Le Pakistan appelle ses voisins d'Asie centrale à élargir la coopération énergétique

Publié par dknews le 23-05-2015, 18h20 | 16

Le Premier ministre pakistanais Nawaz Sharif a appelé vendredi les pays voisins d'Asie centrale à élargir leur coopération énergétique avec le Pakistan, régulièrement confronté à des coupures de courant.

M. Sharif, qui a achevé une visite dans la région, a notamment évoqué avec son homologue kirghiz, Temir Sariev, à Bichkek un projet qui pourrait permettre au Pakistan d'importer jusqu'à 1.000 mégawatts d'électricité depuis le Kirghistan et le Tadjikistan à travers un réseau de 1.200 kilomètres.

Ce projet, qui pourrait également fournir 300 mégawatts à l'Afghanistan, «allégera le déficit en électricité et énergie» du Pakistan, où résident près de 185 millions d'habitants, a affirmé M. Sharif. Temir Sariev a, de son côté, promis la «participation active» de son pays au projet, intitulé CASA 1000, et de renforcer les liens entre les deux Etats dans les secteurs de l'énergie, de la sécurité et du tourisme.

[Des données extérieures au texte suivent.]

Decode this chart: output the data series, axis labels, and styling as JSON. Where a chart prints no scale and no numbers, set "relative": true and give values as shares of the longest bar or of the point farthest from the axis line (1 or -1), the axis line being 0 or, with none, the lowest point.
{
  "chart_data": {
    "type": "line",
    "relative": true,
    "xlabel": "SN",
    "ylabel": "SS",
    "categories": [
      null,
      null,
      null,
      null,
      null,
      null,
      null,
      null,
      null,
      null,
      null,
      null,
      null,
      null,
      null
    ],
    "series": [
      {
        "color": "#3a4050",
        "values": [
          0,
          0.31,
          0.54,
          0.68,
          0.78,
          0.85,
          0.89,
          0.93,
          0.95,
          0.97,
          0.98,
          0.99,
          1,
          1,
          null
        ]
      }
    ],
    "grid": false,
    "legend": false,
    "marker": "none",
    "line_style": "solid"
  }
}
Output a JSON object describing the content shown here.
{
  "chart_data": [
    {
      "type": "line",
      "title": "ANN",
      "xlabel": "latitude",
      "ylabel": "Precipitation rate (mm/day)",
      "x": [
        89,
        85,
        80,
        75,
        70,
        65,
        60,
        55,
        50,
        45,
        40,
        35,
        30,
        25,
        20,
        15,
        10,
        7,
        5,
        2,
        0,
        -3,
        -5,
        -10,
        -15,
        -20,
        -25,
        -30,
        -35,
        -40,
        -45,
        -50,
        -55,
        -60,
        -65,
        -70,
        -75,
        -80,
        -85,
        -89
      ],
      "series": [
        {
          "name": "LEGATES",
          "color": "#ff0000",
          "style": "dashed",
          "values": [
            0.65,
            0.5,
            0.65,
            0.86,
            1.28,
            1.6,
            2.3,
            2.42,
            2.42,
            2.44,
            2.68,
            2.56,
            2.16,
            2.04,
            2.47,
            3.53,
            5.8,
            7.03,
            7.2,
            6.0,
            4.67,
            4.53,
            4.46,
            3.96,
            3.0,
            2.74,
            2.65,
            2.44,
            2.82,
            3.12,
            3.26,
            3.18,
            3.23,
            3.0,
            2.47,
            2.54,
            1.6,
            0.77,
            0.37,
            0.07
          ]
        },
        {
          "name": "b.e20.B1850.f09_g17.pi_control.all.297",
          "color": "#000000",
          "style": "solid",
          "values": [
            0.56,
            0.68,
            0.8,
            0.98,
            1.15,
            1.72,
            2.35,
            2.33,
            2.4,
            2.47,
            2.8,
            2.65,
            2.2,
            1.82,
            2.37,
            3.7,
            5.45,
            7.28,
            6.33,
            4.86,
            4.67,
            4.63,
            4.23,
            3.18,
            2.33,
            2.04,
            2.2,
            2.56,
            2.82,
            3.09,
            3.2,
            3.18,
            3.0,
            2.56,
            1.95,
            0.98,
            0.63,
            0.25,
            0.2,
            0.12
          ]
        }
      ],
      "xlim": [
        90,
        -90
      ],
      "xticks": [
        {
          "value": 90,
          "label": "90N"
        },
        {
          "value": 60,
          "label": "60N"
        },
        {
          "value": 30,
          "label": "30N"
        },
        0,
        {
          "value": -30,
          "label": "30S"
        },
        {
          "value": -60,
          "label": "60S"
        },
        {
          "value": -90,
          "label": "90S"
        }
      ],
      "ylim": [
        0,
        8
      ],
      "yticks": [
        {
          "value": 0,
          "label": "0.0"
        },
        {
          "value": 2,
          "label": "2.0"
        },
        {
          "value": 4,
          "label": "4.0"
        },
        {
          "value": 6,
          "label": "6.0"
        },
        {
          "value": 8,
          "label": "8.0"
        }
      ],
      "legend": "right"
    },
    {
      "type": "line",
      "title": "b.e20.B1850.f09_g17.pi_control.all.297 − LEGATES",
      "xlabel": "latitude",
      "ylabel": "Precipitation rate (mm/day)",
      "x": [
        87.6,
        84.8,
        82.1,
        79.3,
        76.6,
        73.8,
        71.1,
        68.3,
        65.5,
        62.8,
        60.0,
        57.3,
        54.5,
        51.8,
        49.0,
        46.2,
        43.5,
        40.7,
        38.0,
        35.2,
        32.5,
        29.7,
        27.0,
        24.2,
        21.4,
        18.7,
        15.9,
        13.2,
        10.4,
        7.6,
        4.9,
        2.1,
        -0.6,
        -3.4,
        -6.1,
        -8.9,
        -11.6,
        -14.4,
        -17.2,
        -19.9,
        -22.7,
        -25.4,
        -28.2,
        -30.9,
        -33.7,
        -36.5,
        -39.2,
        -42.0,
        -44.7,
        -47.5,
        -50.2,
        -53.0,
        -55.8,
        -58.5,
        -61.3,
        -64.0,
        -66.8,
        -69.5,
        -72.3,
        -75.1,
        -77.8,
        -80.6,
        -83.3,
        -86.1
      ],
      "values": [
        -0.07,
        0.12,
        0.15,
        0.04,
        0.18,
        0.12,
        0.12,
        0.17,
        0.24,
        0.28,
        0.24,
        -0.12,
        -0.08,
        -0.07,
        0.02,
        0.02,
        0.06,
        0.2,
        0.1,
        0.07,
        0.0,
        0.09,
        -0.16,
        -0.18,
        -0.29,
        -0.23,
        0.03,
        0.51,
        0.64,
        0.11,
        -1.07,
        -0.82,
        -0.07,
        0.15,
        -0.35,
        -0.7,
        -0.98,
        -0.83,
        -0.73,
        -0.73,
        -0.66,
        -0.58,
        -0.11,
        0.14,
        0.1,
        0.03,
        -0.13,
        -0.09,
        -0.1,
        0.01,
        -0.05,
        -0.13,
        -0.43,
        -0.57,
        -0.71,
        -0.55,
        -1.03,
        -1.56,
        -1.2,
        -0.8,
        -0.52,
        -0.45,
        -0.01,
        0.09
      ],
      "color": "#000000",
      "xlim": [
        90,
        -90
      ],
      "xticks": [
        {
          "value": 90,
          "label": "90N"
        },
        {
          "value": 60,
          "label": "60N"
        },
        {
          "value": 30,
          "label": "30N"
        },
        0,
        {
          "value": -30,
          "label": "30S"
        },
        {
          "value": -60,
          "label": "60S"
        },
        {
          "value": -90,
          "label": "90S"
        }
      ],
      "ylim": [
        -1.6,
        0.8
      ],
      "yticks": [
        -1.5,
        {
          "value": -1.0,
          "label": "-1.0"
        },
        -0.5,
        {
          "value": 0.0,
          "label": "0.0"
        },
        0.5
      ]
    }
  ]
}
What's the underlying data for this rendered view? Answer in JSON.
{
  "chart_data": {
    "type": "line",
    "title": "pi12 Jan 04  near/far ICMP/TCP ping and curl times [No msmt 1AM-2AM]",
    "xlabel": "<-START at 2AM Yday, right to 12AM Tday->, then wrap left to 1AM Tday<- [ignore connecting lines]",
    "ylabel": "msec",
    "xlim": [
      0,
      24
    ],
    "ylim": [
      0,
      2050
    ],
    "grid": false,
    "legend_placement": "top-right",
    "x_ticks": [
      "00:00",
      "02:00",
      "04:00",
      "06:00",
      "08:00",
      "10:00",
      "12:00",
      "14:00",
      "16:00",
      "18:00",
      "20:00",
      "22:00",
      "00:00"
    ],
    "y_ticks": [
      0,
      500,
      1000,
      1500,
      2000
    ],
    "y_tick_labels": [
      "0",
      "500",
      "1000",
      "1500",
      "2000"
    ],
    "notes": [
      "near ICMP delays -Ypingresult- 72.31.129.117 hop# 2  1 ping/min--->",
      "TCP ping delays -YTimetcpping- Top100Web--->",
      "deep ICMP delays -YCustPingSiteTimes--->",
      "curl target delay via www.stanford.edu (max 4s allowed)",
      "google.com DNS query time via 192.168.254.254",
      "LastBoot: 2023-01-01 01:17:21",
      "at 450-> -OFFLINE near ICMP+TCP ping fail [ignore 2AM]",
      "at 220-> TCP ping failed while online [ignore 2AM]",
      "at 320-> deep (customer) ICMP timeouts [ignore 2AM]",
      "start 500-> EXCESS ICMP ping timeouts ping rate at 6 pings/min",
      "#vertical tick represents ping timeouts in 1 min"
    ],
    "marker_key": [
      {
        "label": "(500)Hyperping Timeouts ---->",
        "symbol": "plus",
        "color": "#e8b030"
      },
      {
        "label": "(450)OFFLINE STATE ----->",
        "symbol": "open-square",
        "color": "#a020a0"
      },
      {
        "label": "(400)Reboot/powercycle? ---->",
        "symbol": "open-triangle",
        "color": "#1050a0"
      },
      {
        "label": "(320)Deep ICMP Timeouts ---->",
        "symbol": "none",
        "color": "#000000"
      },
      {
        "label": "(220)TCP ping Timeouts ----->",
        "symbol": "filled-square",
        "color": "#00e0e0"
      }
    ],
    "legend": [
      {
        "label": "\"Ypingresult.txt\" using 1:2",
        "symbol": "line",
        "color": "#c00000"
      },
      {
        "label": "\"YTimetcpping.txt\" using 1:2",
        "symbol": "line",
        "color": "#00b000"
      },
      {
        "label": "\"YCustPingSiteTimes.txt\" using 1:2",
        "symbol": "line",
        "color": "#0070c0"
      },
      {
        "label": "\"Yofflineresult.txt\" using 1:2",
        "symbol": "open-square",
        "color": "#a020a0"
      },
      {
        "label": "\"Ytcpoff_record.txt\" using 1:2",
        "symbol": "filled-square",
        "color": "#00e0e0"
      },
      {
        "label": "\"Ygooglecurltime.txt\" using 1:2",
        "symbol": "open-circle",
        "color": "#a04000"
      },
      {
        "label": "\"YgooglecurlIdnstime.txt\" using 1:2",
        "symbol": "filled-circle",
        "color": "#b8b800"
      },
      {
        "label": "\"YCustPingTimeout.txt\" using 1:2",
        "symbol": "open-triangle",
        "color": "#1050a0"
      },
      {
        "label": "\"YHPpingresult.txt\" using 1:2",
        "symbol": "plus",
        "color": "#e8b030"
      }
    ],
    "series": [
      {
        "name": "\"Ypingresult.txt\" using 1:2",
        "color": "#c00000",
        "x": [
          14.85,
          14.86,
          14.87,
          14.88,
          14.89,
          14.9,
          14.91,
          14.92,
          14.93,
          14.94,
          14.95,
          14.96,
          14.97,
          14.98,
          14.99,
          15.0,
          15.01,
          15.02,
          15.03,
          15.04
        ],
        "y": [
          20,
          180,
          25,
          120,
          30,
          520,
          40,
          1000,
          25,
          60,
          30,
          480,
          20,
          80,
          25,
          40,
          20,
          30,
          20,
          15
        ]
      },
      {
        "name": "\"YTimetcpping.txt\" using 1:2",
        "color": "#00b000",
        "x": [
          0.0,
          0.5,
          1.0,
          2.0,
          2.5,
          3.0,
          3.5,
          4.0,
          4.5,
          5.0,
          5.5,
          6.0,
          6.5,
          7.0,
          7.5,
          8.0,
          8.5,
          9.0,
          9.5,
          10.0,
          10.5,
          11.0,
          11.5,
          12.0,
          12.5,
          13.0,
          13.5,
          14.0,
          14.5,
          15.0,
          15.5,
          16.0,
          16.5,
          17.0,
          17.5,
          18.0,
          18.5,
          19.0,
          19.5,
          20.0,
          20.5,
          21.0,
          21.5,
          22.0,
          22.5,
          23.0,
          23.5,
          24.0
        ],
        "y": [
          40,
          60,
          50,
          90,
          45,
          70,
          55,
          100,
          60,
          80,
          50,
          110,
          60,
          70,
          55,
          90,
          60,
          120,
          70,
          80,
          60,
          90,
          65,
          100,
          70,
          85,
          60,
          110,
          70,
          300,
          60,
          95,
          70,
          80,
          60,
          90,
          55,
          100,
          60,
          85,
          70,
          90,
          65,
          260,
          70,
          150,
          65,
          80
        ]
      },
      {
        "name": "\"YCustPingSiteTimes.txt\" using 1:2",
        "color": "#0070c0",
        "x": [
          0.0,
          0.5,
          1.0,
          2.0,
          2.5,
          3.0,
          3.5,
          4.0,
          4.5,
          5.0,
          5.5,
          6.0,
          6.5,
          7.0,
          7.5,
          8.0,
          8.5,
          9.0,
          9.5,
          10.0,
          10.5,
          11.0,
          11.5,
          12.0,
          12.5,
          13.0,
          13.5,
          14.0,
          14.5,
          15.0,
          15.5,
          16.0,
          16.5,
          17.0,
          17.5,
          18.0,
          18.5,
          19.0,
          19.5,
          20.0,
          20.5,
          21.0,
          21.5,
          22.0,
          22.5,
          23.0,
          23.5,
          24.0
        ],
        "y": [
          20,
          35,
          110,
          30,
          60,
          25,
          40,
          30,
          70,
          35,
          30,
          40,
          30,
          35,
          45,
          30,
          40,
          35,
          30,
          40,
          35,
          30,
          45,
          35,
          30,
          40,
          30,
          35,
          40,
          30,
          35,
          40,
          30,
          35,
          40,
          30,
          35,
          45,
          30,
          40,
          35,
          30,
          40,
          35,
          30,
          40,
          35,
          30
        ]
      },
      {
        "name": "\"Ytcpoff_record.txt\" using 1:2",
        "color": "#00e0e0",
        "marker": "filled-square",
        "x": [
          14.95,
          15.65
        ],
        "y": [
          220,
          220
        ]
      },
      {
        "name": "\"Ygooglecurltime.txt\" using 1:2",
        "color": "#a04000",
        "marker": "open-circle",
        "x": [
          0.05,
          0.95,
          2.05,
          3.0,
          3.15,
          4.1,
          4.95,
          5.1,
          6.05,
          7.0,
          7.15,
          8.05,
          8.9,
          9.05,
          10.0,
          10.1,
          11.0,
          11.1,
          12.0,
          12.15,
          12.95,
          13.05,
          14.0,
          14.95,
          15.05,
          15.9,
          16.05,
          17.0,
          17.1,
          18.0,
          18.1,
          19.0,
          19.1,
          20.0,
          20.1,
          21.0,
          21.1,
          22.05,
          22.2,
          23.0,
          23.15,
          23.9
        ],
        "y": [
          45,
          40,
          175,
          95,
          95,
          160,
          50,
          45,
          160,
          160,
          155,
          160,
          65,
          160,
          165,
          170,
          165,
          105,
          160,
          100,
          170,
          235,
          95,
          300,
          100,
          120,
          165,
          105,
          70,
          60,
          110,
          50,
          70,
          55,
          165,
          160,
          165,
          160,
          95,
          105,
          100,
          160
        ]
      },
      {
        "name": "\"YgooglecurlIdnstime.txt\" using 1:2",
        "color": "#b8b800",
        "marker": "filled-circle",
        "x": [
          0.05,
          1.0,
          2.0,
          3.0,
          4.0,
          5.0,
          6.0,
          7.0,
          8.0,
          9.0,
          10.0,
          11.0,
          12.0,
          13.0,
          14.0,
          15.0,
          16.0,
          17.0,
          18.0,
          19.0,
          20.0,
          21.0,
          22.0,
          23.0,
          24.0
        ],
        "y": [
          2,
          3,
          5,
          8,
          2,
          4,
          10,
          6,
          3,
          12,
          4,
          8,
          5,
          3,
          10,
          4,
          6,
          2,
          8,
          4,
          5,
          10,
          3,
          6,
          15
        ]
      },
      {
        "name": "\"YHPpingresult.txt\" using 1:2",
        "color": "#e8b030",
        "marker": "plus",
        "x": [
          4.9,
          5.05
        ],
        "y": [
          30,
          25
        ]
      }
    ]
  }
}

Bien que la Banque mondiale ait d'ores et déjà accepté de financer la moitié du coût de CASA 1000, le projet relève du défi puisque le Kirghistan et le Tadjikistan ne peuvent produire un surplus d'énergie que l'été, lorsque les eaux des rivières de montagne de ces deux pays sont à leur plus haut niveau.

Le projet ne résoudrait par conséquent qu'en partie le déficit en énergie du Pakistan. Nawaz Sharif s'est également rendu au Turkménistan mercredi, où il s'est entretenu avec le président Gourbangouly Berdymoukhamedov de l'ambitieux projet de gazoduc trans-afghan TAPI, évalué à près de 9 milliards d'euros, qui doit acheminer du gaz turkmène aux marchés indien et pakistanais via l'Afghanistan. Ce gazoduc de 1.800 kilomètres sera capable de livrer près de 33 milliards de mètres cube, dont 0,5 milliard de mètres cube prévus pour Kaboul.

Après les pourparlers avec le président turkmène, M. Sharif a déclaré espérer «intensifier le travail sur le projet TAPI», dont la réalisation demeure incertaine face à une situation sécuritaire instable en Afghanistan et au manque d'investisseurs.